По дороге на новое место я приглядывался жадно к Могзе, готовящей тебе на каждом повороте какой-нибудь сюрприз.
На обрывистой крутизне, открывшейся сразу же за высоченными елями, я ненадолго задержался. Тут — на небольшом отрезке — нетерпеливая речушка уже сбросила с себя лед, и, напористо, глухо рокоча, устремилась вниз, перекатываясь с пенными брызгами через упавший когда-то с берега на берег могучий дуб.
Виктор Флегонтович тоже остановился. Закурил сигарету и улыбнулся чему-то. Светло так улыбнулся — во все заметно посмуглевшее за день лицо.
— Ты чего? — спросил я.
— Историйку давнюю вспомнил. Как раз под этим берегом приключилась. Давно, правда, в войну, мальчонком когда был. — Друг замолчал, глубоко затягиваясь.
— Расскажи, — попросил я.
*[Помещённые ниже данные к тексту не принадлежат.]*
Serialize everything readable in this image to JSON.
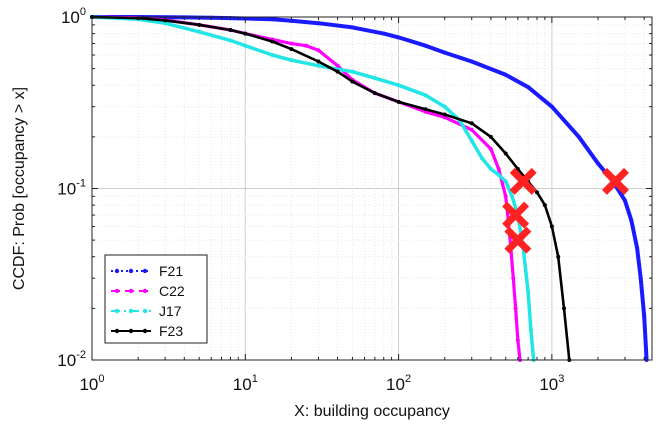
{
  "chart_data": {
    "type": "line",
    "xlabel": "X: building occupancy",
    "ylabel": "CCDF: Prob [occupancy > x]",
    "xscale": "log",
    "yscale": "log",
    "xlim": [
      1,
      4500
    ],
    "ylim": [
      0.01,
      1
    ],
    "grid": true,
    "legend_position": "bottom-left",
    "x_ticks": [
      {
        "base": "10",
        "exp": "0",
        "value": 1
      },
      {
        "base": "10",
        "exp": "1",
        "value": 10
      },
      {
        "base": "10",
        "exp": "2",
        "value": 100
      },
      {
        "base": "10",
        "exp": "3",
        "value": 1000
      }
    ],
    "y_ticks": [
      {
        "base": "10",
        "exp": "0",
        "value": 1
      },
      {
        "base": "10",
        "exp": "-1",
        "value": 0.1
      },
      {
        "base": "10",
        "exp": "-2",
        "value": 0.01
      }
    ],
    "series": [
      {
        "name": "F21",
        "color": "#1a1aff",
        "style": "dotted",
        "x": [
          1,
          2,
          4,
          6,
          8,
          10,
          15,
          20,
          30,
          50,
          80,
          100,
          150,
          200,
          300,
          500,
          700,
          1000,
          1500,
          2000,
          2500,
          3000,
          3300,
          3600,
          3800,
          4000,
          4150
        ],
        "y": [
          1.0,
          1.0,
          0.995,
          0.99,
          0.985,
          0.98,
          0.97,
          0.95,
          0.92,
          0.87,
          0.8,
          0.76,
          0.68,
          0.62,
          0.55,
          0.46,
          0.39,
          0.3,
          0.2,
          0.14,
          0.11,
          0.085,
          0.065,
          0.045,
          0.03,
          0.018,
          0.01
        ]
      },
      {
        "name": "C22",
        "color": "#ff00ff",
        "style": "dashed",
        "x": [
          1,
          2,
          3,
          5,
          8,
          10,
          15,
          20,
          25,
          30,
          40,
          50,
          70,
          100,
          150,
          200,
          300,
          400,
          450,
          500,
          520,
          540,
          560,
          580,
          600,
          620
        ],
        "y": [
          1.0,
          0.99,
          0.96,
          0.9,
          0.84,
          0.8,
          0.74,
          0.7,
          0.68,
          0.64,
          0.52,
          0.43,
          0.36,
          0.32,
          0.28,
          0.26,
          0.22,
          0.17,
          0.13,
          0.09,
          0.065,
          0.045,
          0.03,
          0.02,
          0.013,
          0.01
        ]
      },
      {
        "name": "J17",
        "color": "#22e5e5",
        "style": "dash-dot",
        "x": [
          1,
          2,
          3,
          5,
          8,
          10,
          15,
          20,
          30,
          50,
          70,
          100,
          150,
          200,
          250,
          300,
          350,
          400,
          450,
          500,
          550,
          600,
          650,
          700,
          730,
          760
        ],
        "y": [
          1.0,
          0.97,
          0.92,
          0.82,
          0.73,
          0.68,
          0.6,
          0.56,
          0.52,
          0.48,
          0.44,
          0.4,
          0.35,
          0.3,
          0.25,
          0.19,
          0.15,
          0.13,
          0.12,
          0.11,
          0.09,
          0.07,
          0.045,
          0.025,
          0.015,
          0.01
        ]
      },
      {
        "name": "F23",
        "color": "#000000",
        "style": "solid",
        "x": [
          1,
          2,
          3,
          5,
          8,
          10,
          15,
          20,
          30,
          40,
          50,
          70,
          100,
          150,
          200,
          300,
          400,
          500,
          600,
          700,
          800,
          900,
          1000,
          1100,
          1200,
          1300
        ],
        "y": [
          1.0,
          0.985,
          0.955,
          0.9,
          0.84,
          0.8,
          0.72,
          0.65,
          0.55,
          0.48,
          0.42,
          0.36,
          0.32,
          0.29,
          0.27,
          0.24,
          0.2,
          0.16,
          0.13,
          0.11,
          0.095,
          0.08,
          0.06,
          0.04,
          0.02,
          0.01
        ]
      }
    ],
    "markers": [
      {
        "x": 650,
        "y": 0.11,
        "color": "#ff2222"
      },
      {
        "x": 2600,
        "y": 0.11,
        "color": "#ff2222"
      },
      {
        "x": 580,
        "y": 0.07,
        "color": "#ff2222"
      },
      {
        "x": 600,
        "y": 0.05,
        "color": "#ff2222"
      }
    ]
  }
}
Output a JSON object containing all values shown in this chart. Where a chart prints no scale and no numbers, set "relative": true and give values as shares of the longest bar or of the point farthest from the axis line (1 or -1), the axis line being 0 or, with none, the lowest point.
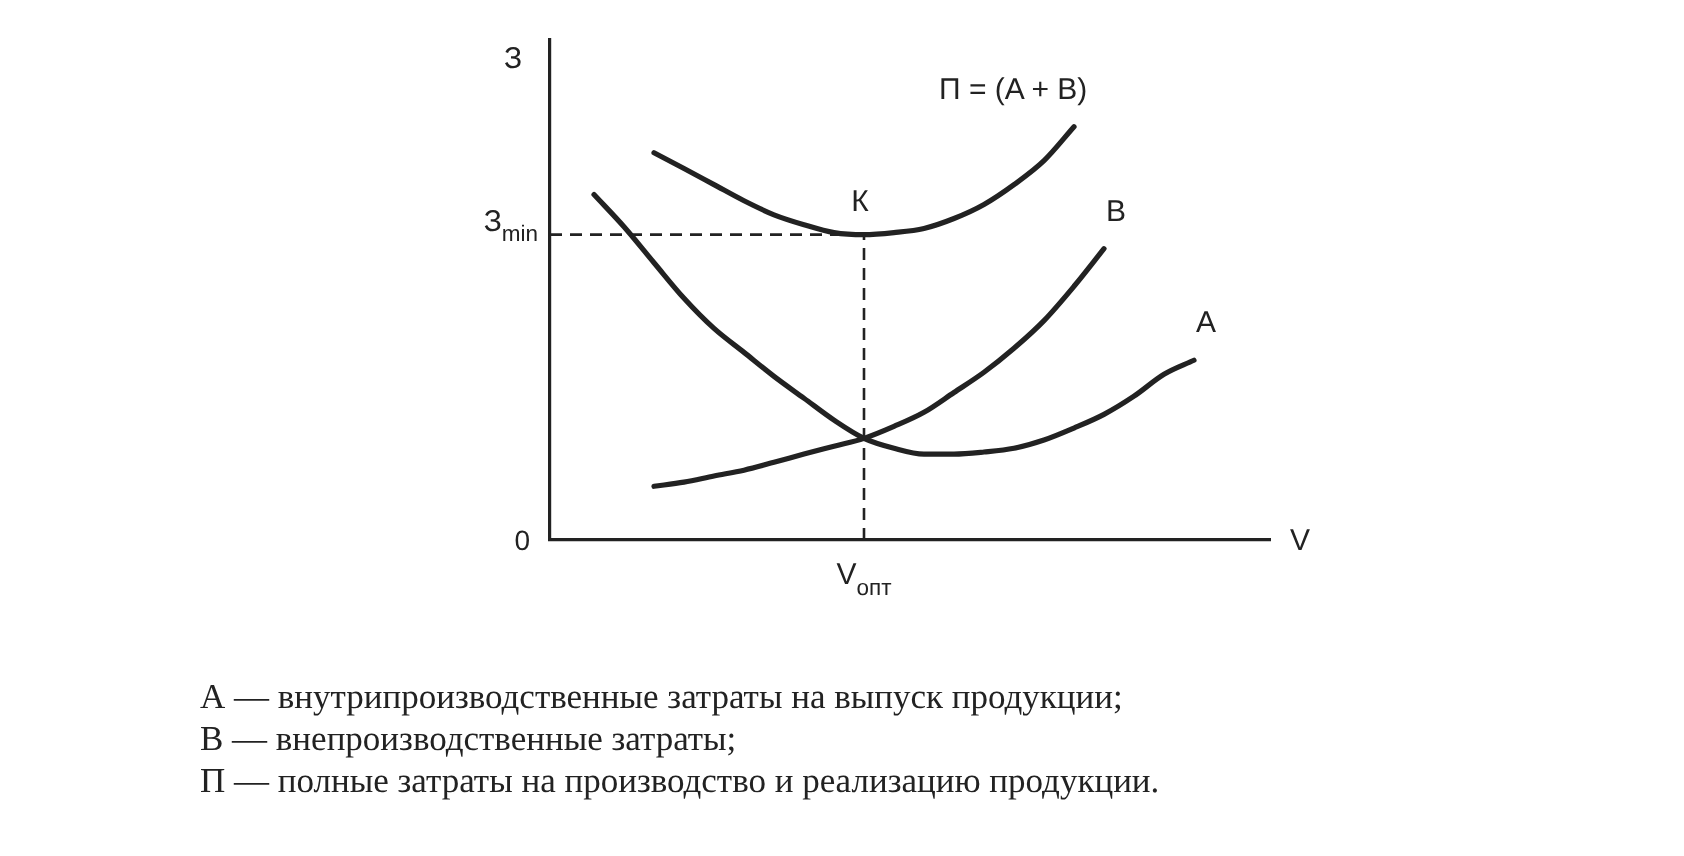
{
  "chart_data": {
    "type": "line",
    "relative": true,
    "ylabel": "З",
    "xlabel": "V",
    "grid": false,
    "legend": false,
    "marker": "none",
    "line_style": "solid",
    "categories": [
      null,
      null,
      null,
      null,
      null,
      null,
      null,
      null,
      null,
      null,
      null,
      null,
      null,
      null,
      null,
      null,
      null,
      null,
      null,
      null,
      null
    ],
    "series": [
      {
        "name": "П = (A + B)",
        "color": "#222222",
        "values": [
          null,
          null,
          0.937,
          0.899,
          0.86,
          0.821,
          0.787,
          0.763,
          0.744,
          0.739,
          0.744,
          0.754,
          0.778,
          0.812,
          0.86,
          0.918,
          1,
          null,
          null,
          null,
          null
        ]
      },
      {
        "name": "B",
        "color": "#222222",
        "values": [
          null,
          null,
          0.13,
          0.14,
          0.155,
          0.169,
          0.188,
          0.208,
          0.227,
          0.246,
          0.275,
          0.309,
          0.357,
          0.406,
          0.464,
          0.531,
          0.614,
          0.705,
          null,
          null,
          null
        ]
      },
      {
        "name": "A",
        "color": "#222222",
        "values": [
          0.836,
          0.758,
          0.671,
          0.585,
          0.512,
          0.454,
          0.396,
          0.343,
          0.29,
          0.246,
          0.222,
          0.208,
          0.208,
          0.213,
          0.222,
          0.242,
          0.271,
          0.304,
          0.348,
          0.401,
          0.435
        ]
      }
    ],
    "ref_lines": [
      {
        "axis": "y",
        "value": 0.739,
        "label": "З$_{min}$",
        "line_style": "dashed"
      }
    ],
    "annotations": [
      "0",
      "К",
      "V$_{опт}$",
      "А — внутрипроизводственные затраты на выпуск продукции;",
      "В — внепроизводственные затраты;",
      "П — полные затраты на производство и реализацию продукции."
    ]
  }
}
Флегонтович снова улыбнулся — теперь как-то смущенно. Затушил окурок, и не сразу начал:
— Летом, в каникулы, я у бабы Дуси подкармливался. В городе у матери еще рты были. А с питанием, сам знаешь, как приходилось в военные годы. Ну, а тут и ягоды, и грибы, и рыбалка к тому же. Раз за день надергал мелочи целое ведерко. Думаю: моей удаче и баба Дуся обрадуется! И уху сварит, и жареху сготовит на второе. Собрался уходить, да вдруг осенило: заброшу-ка удочки на ночь. Может, заявлюсь сюда поутру, а на крючках окуни, что тебе поросята на привязи! Так и сделал. Все три удочки забросил во-он у того омутка. Удилище, само собой, покрепче в глину воткнул.